According to reports from Strait.com, China has invested nearly 14.7 trillion yuan in health expenses in the prevention and control of the epidemic in 2021 and 2022. A single nucleic acid test cost China around 215 million yuan a day, amounting to nearly 50 billion yuan a month. In other words, mass testing could be regarded as a means to sustain the Covid zero policy. However, in the wake of the protests, the government has started to probe testing companies. Zhang Shanshan, the daughter of Zhang Hezi, the major shareholders of Shenzhen Nuclear Gene Technology Co., Ltd. has 35 nucleic acid companies registered under her name. Netizens have started to expose the unholy nexus between the local government, testing companies and the “big whites”. Recently, many “big whites” have been rounded up and imprisoned by the police.

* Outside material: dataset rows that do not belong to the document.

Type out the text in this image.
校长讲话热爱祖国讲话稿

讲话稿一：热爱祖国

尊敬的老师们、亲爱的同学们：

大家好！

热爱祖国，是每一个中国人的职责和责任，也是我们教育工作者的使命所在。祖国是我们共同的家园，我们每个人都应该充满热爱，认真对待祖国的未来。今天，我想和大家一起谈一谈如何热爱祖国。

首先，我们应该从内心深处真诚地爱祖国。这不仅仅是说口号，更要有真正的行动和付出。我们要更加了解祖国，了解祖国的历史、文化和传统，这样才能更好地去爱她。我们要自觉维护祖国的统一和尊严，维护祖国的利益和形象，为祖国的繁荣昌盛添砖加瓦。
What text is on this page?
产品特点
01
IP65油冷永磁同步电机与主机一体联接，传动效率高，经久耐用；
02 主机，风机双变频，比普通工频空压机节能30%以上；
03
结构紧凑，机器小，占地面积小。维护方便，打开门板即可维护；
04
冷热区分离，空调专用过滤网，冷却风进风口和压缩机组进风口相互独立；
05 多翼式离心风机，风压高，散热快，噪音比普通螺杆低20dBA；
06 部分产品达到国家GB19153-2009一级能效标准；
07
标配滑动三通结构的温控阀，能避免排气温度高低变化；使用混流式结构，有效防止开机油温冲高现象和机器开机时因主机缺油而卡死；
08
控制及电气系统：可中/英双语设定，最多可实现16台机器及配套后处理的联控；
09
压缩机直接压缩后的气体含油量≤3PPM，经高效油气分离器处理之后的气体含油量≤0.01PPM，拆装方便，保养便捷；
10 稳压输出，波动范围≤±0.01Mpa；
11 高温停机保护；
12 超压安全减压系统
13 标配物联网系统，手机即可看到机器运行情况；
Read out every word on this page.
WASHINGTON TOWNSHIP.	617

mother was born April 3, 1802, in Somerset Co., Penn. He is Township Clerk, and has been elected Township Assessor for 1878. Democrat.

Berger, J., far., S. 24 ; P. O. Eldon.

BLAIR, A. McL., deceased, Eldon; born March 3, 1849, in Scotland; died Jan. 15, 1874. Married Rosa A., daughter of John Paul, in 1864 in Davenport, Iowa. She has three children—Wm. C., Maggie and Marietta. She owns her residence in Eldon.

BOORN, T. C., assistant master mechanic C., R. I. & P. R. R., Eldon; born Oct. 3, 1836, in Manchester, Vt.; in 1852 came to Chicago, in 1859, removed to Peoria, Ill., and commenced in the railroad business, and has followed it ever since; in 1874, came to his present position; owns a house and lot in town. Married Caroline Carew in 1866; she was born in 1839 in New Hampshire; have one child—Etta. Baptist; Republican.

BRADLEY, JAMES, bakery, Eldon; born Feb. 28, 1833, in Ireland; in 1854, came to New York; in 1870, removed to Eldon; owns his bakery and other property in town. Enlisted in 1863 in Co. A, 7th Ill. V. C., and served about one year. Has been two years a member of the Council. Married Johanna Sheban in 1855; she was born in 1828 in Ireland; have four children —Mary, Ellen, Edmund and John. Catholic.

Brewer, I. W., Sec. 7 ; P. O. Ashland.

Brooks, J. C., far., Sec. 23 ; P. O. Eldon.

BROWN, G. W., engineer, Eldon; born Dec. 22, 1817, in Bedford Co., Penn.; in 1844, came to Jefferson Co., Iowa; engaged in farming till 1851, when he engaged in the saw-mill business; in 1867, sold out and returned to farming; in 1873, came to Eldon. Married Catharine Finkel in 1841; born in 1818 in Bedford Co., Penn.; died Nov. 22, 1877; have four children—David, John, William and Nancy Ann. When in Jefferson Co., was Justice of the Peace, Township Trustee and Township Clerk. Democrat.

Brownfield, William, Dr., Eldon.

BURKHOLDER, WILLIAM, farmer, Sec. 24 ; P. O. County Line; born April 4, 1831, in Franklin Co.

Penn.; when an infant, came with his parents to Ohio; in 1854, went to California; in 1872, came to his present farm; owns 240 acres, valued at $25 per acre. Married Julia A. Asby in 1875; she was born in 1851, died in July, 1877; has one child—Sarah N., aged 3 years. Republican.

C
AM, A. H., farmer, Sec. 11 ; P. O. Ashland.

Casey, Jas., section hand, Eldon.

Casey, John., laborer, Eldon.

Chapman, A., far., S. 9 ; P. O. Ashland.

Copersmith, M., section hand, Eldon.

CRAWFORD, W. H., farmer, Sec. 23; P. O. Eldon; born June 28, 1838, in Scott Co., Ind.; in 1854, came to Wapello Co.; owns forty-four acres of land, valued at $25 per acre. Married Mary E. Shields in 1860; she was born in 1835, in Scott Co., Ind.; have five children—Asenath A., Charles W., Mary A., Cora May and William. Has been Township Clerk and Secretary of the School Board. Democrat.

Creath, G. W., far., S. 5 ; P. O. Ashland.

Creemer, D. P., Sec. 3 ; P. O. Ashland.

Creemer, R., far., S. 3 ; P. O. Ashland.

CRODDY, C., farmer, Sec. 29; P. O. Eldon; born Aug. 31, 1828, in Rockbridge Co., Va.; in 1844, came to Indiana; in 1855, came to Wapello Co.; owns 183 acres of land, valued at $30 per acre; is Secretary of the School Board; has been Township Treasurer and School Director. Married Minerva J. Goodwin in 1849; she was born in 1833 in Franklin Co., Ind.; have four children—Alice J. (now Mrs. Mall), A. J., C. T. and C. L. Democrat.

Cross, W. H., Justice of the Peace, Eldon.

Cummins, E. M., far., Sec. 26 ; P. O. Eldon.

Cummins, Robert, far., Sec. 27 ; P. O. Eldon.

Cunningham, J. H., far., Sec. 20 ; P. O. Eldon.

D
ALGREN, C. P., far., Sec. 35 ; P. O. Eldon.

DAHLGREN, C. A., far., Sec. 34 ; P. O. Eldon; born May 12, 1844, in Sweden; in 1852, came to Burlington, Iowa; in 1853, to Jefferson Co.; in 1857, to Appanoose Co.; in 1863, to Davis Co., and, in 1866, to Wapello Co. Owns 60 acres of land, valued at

Finally, though Xi Jinping emerged as the helmsman of China after the conclusion of the 20th National Congress, however, the dynamic Covid zero and the protests have diminished his image. Since the CPC commands the barrel of the gun, the protests are likely to be nipped in the bud, albeit use of force resulting in bloodshed will further tarnish the image of the party-state amongst the masses. Nonetheless, seeds of dissidence have been sown and they may continue to sprout intermittently, for the protesters appeared fearless, demonstrated definite political consciousness with clear goals and adopted simple yet powerful ways to convey their message.
B.R. Deepak is Professor and Chair, Center of Chinese and Southeast Asian Studies, Jawaharlal Nehru University, New Delhi.